Hydrologic gradient and vegetation controls on CH4 and CO2 fluxes in a spring-fed forested wetland

Abstract

Four different habitats in a spring-fed forested wetland (Clear Springs Wetland, Panola County, Mississippi, USA) varying in hydrologic regime were examined for methane and carbon dioxide fluxes from soils over 15 and 9 months, respectively. There was an increasing gradient of CH4 flux rates from an unflooded upper-elevation forest site to an occasionally flooded bottomland forest site to a shallow permanently flooded site, and then to a deeper-water permanently flooded site. Depending on the time of year, all sites were sources of methane but only at the upper-elevation forest site, when gravimetric soil moisture content fell below 54%, was atmospheric methane consumed.
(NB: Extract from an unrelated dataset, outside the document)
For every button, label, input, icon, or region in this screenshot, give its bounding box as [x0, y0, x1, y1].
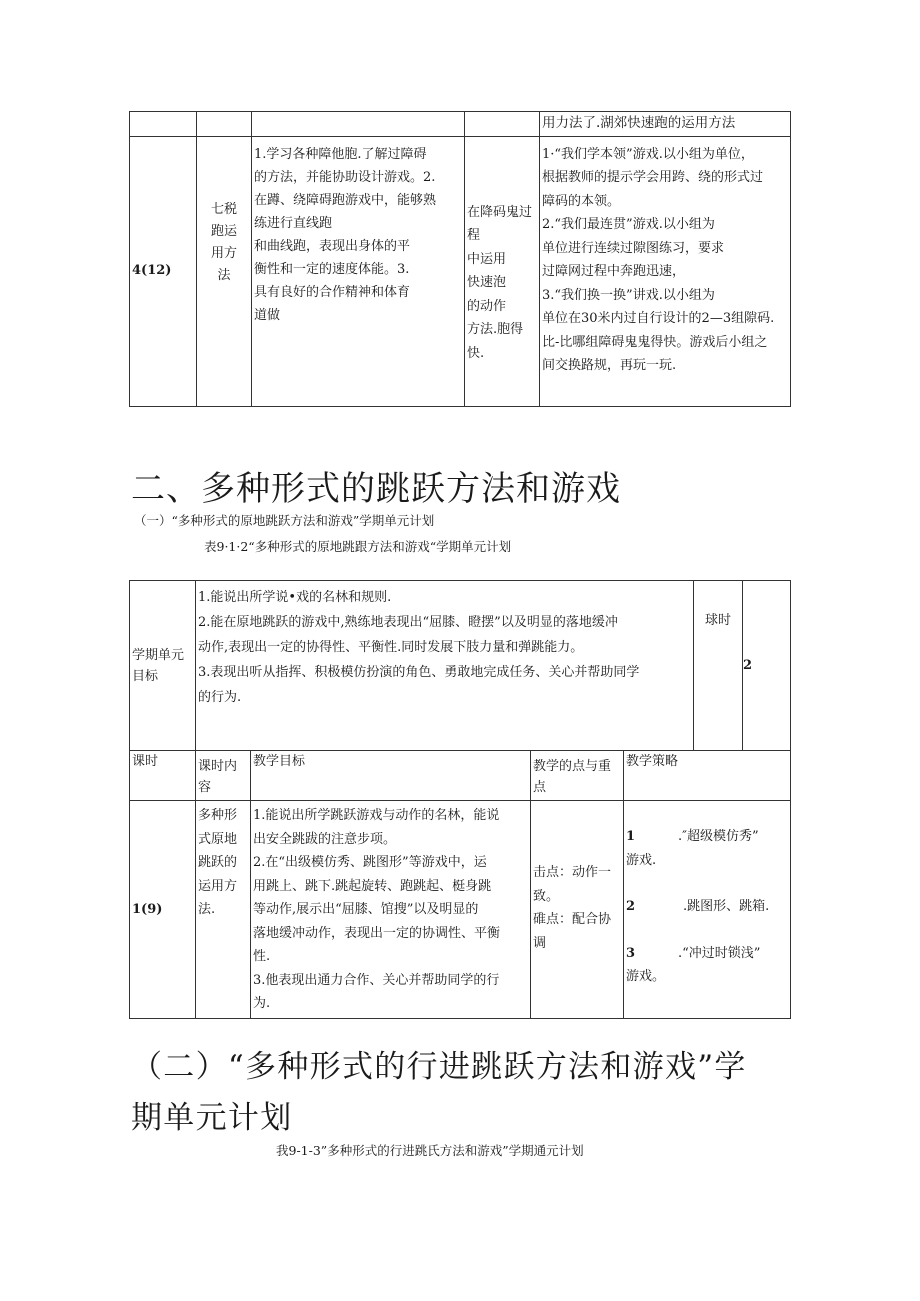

On average, summer CH4 emission rates were higher than those in other seasons. A multiple regression model with soil temperature and soil redox potential as independent variables could explain 65% of the variation in CH4 flux rates. In the flooded zone, variation in CH4 flux rates was correlated with aboveground plant biomass and stem density of emergent vascular plants, and plant-mediated CH4 transport depended on plant type. The efflux of CH4 to plant biomass (Eff:B) ratio was generally lower in Hydrocotyle umbellata compared to Festuca obtusa. Compared to several other freshwater forested wetlands in the southeastern USA, this spring-fed forested wetland ecosystem was a strong source of atmospheric CH4, likely due to a long hydroperiod and high soil organic matter content. Carbon dioxide fluxes show a reverse spatial pattern than CH4 fluxes with highest CO2 emissions in the non-flooded zone at all times of the year, indicating the dominance of aerobic soil respiration. A multiple regression model also revealed a strong dependency of CO2 fluxes (r 2 = 0.73) on soil temperature and soil redox potential.